01 November 1997

To Kill a Mass Murderer

Timothy James McVeigh was tried, convicted and sentenced to death for the bombing of the Alfred P. Murrah federal building in Oklahoma City on April 19, 1995, which killed 168 men, women, and children. He stood accused with Terry Lynn Nichols, and a possible third man. I imagine that every prospective juror was asked the following two questions:

Given the press coverage of this case so far, do you think you can evaluate the evidence objectively?

Well, we have the press reporting a supposed confession by Mr. McVeigh. Did he really confess? And regardless of whether he did, did the defense leak something to the press so that later they could claim that they didn't get a fair trial, or did the prosecution leak something so as to gain credibility with the public? We live in an age of what the New Testament writers called pornoia, or whoredom, in which the legal profession and the press feed off each other in such a way as to undermine public confidence in our system of justice. I think I could evaluate the evidence objectively because I don't trust a word of what I've heard or read so far.

How do you feel about sentencing someone to death for this type of crime?

I could not support the death penalty for two reasons.

The first is a matter of principle:

I think the people of the United States, and their government should avoid killing people unless it's absolutely necessary to do so. An alternative to killing Mr. McVeigh, should he be found guilty, is life imprisonment. Which should mean exactly what it says. It should be impossible for a person sentenced to life in prison to come up for parole unless the sentence is modified to read, "life in prison, but with possibility of parole after twenty years, or age seventy, whichever comes last," or something similar. The only real reason to kill Mr. McVeigh, if he is found guilty, is because we fear that we do not have the will to keep him in prison, which means that we will be killing Mr. McVeigh because of our own character flaws, rather than his. It is also arrogant -- by killing Mr. McVeigh we would be denying that we have the same inner demons that he has, all the while enjoying the act of letting those demons have him as their victim.

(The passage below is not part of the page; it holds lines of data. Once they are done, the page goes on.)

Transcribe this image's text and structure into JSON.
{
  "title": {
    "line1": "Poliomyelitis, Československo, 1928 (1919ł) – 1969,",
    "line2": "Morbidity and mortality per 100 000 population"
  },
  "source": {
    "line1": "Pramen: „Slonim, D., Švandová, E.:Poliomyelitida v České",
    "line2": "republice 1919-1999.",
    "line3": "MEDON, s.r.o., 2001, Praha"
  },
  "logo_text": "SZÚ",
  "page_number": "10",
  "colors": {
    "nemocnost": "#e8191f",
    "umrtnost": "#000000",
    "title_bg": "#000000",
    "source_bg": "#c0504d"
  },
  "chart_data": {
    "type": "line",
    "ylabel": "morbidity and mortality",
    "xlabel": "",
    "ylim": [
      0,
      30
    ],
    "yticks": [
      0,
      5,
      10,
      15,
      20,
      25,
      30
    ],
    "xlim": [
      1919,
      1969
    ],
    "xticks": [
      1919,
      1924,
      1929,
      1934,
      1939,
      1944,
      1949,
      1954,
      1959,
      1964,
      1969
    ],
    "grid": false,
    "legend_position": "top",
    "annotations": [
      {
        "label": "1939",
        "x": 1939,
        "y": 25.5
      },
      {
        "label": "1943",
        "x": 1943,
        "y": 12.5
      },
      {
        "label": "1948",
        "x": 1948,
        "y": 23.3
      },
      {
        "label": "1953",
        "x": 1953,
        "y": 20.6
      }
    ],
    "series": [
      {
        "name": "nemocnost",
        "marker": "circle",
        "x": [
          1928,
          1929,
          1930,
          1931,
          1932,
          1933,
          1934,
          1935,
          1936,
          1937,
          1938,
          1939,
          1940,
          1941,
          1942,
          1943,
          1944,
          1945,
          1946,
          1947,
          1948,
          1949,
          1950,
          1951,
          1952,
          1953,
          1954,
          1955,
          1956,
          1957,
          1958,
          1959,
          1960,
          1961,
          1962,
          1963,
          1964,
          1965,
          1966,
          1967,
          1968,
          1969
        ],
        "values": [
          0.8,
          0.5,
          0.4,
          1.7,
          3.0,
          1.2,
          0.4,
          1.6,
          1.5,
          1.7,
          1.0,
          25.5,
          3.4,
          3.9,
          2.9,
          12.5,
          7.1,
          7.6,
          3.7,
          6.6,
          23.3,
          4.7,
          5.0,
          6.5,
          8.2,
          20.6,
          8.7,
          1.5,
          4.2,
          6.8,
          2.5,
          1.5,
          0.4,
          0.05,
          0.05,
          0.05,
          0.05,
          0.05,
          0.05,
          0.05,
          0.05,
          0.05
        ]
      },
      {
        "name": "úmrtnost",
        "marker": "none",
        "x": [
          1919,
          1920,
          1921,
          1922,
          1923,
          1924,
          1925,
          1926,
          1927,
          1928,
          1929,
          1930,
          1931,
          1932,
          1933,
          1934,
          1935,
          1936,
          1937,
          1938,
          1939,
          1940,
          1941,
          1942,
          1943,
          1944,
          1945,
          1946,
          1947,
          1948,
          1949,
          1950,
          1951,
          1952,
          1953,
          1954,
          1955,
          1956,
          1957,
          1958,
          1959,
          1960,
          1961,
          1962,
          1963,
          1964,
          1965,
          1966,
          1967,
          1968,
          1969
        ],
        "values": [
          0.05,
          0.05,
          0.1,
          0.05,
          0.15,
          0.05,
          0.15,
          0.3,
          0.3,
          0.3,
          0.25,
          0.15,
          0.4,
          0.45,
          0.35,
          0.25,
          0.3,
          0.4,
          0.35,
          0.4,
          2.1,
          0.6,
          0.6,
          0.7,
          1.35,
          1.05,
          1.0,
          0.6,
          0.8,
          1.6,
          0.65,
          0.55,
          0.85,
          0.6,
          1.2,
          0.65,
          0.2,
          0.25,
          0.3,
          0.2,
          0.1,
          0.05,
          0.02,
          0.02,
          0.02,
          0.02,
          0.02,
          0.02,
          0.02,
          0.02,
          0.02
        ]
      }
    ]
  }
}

The second is a matter of fairness:

The ways we kill convicted criminals — poison gas, electrocution, lethal injection — are far more gentle than the kinds of death nature has in store for most of the rest of us. I have even had lethal injections given to my sick and aged pets as acts of mercy. I would rather make a mass murderer wait in prison to take his or her chances with a death just as unpleasant as that which may await me, or say, my mother. I don't see that committing a heinous crime should guarantee a person a better death than the rest of us.

Editor's Note: I have since changed my mind about this after having studied and worked in the field of counter-terrorism. Kill the guy before he has a chance to publish anything or otherwise have his say.